Rested and refreshed
It's great to be back. My holiday from 'commentary' in your Financial Gleaner has been refreshing.
The notion of a holiday from writing a column is difficult for some to understand. After all, the guy merely sits at his computer and types, or talks, depending on the level and quality of his technology.
It's an easy thing to do; right? Wrong! There are so many motivations governing one's desire and commitment in writing an op-ed column.
First, there is the time constraint - The Gleaner submission deadline and that's real.
Second, and perhaps more importantly, there is the word limit. Indeed, one of my late and unreservedly trusted friends for whose intellect and understanding of Jamaican polity and society I had the greatest regard, chided me for actually writing a column in the popular press - that was many years ago.
His reason was that I could never hope to truly get across and cover sometimes complex ideas and issues in 750 words. As a result, he opined, I'd always be under attack from those unable to fill in blanks the word limit would inevitably force me to generate. Then he argued, you know our Caribbean politicians are thin-skinned. Their egos hurt easily, so even when you might be seeking to assist with new ideas or a new way to consider a problem, they shall take it as a personal attack. His final point was: the tribal view shall prevail and you will be branded a propagandist.

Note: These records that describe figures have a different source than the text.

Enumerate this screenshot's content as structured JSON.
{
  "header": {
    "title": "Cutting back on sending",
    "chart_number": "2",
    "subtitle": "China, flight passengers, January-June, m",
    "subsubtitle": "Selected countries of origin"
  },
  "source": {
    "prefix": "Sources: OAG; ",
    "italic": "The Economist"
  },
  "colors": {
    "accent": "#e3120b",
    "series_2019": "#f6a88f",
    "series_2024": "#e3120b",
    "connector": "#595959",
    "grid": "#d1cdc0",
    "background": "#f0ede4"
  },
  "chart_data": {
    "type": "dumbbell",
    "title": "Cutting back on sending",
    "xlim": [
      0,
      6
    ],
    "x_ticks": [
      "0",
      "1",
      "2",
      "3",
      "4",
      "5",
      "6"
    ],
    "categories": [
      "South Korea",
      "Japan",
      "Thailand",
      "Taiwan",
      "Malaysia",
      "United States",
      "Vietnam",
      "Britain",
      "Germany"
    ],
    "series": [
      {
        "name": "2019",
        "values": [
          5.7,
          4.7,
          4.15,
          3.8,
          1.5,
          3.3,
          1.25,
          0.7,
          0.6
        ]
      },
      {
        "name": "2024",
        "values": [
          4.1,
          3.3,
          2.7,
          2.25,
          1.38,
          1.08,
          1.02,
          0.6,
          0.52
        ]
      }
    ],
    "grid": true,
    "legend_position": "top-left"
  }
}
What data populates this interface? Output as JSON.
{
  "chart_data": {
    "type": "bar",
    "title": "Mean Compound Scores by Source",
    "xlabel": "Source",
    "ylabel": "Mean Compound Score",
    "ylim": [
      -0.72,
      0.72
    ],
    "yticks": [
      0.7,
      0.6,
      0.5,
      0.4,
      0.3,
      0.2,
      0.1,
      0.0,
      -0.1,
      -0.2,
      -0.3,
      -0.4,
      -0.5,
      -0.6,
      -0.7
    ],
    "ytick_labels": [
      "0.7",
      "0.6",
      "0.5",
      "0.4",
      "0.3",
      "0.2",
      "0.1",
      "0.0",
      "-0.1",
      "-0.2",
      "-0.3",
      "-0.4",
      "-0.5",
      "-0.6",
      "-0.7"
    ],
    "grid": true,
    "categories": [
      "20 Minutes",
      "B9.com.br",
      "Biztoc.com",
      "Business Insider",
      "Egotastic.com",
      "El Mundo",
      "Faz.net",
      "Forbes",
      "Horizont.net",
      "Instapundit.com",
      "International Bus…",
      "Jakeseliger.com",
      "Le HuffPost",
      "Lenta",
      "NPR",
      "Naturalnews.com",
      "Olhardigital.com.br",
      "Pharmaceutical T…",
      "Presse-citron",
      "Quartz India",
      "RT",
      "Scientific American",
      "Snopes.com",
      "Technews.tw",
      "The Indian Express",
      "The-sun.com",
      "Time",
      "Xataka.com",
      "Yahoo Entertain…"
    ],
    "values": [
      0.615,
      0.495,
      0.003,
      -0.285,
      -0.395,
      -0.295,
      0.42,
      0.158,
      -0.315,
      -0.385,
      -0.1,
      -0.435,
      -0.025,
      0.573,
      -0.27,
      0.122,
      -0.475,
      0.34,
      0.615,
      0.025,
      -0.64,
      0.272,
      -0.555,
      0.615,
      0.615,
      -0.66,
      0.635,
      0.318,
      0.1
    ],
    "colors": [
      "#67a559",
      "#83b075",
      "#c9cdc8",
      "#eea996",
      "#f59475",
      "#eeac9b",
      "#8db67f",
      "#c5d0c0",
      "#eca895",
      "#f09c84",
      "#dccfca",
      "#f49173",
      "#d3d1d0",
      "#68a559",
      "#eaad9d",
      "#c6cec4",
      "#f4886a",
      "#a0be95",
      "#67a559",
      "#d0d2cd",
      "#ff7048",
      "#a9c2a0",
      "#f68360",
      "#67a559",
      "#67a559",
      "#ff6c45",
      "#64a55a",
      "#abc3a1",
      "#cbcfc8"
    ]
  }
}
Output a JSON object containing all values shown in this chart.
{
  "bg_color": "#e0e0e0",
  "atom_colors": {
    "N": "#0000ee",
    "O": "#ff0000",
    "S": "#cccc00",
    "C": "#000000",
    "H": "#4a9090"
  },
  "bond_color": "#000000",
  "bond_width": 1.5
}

My responses were altogether short and I think, to the point. I mentioned the pithy statement of Richard Feynman, the Manhattan Project (US World War II atomic bomb development) and Nobel Prize-winning physicist who maintained that if one really knew one's subject, one should be able to "explain it to the cleaning lady".
My other response could perhaps be characterised as potentially presumptuous: what of public education, shouldn't we offer considered views to people who may not have had the chance at higher education we had? Or who may not have the time available to contemplate thorny issues, or do not have the experiences we've encountered in life?
To this, he argued, though I always doubted he believed it himself, that these notions were pie in the sky! Anyway, I am back and hoping you missed me.
I took some time to travel around Jamaica and must tell you the new highways seem to be very well constructed, making travel across the parts of the country they serve less time-consuming. Yet, I must avoid it if I want the Old Harbour fish-and-bammy experience. You know, on my first ever pass through Old Harbour while at Mona, I was convinced I had encountered a new 'breed' of dog. This breed was distinct not for anything to do with their coat, colour, physical appearance, capacity for retrieving, scent perception or herding sheep.
These animals were unique rather, for the way they handled fish bones with a skill I thought exclusively reserved for creatures of the sea. Should anyone have attempted to throw a fish bone to my Belgian or German Shepherds I would have had a fit. Not so for them.
One thing though, we must work on our signage. Not the beautiful ones that have words like "Trespassers will be Persecuted", or "SOUPIES Fish Café - Yes SAH!"
The ones that are missing: like how does one get to Savanna-la-Mar; which way to turn. For a partly tourism-centred destination, this is unsustainable since not even Kingston and St Andrew-based Jamaicans know their way around 'country'!
Next week, I shall comment on the interesting development in corporate financial recovery and finance arrangements after meltdown - the proposed Black Sand bid for the Lascelles group, now part of the holdings compulsorily acquired by the Trinidad and Tobago government after the CL Financial implosion.
Apparently not enough has been learnt from Jamaica's travails with its mid-1996 domestic financial services meltdown.
With pending or ongoing litigation, significant assets of the CL Financial group may fall on the block for less than a calypso king's soca song.